Furthermore, proprietary information, including drilling methods, test results, chemical composition of premium products and new oil reserves are critical to the companies’ ability to successfully compete in the market. Such valuable information also attracts cybercriminals, in view of the price they can demand for it. Some of the methods that have been used in such espionage attacks include DNS hijacking, and attacks on webmail and corporate VPN servers (Trend Micro).

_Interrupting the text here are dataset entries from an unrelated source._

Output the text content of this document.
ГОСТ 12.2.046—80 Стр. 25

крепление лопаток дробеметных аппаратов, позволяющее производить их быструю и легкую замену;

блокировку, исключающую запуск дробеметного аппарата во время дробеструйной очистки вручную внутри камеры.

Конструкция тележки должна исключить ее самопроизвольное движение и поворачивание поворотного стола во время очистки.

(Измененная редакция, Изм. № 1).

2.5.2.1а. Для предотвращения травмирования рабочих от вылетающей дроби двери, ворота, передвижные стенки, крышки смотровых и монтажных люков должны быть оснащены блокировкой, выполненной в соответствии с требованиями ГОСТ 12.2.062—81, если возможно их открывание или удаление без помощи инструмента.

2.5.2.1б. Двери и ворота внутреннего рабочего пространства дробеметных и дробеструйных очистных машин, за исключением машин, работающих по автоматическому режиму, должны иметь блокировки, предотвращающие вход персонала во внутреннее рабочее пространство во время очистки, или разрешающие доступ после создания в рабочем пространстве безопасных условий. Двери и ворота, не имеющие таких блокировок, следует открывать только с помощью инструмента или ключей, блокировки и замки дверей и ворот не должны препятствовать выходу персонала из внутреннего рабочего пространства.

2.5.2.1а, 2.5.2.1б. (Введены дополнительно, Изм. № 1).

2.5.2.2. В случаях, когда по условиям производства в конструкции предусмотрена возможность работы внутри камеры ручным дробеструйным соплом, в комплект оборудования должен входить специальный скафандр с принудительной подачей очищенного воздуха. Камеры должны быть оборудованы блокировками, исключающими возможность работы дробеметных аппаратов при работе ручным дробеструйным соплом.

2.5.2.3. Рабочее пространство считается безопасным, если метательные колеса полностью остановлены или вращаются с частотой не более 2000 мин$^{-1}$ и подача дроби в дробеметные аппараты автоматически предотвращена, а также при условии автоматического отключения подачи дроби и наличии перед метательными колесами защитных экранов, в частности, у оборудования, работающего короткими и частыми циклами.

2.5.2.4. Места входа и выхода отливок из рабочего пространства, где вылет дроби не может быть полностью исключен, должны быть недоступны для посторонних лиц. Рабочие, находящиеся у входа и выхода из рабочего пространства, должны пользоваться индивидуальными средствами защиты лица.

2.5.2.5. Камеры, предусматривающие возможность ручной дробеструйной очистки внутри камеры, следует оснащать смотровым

The Colonial Pipeline attack, which took place in April 2021, was one of the largest ever launched and most widely reported. It targeted the company’s billing system and internal business network, and temporarily shut down approximately 5,500 miles of pipeline, disrupting almost half of the East Coast’s fuel supply, and affecting the southern coast as well. This resulted in widespread shortages, and consequently, panic and chaos. The attack was attributed to the Russia-linked group DarkSide. In order to resume operation, ransom of $4.4 million was paid in bitcoin. In a rare win for the US Department of Justice, the bitcoin equivalent of $2.3 million was recovered two months later.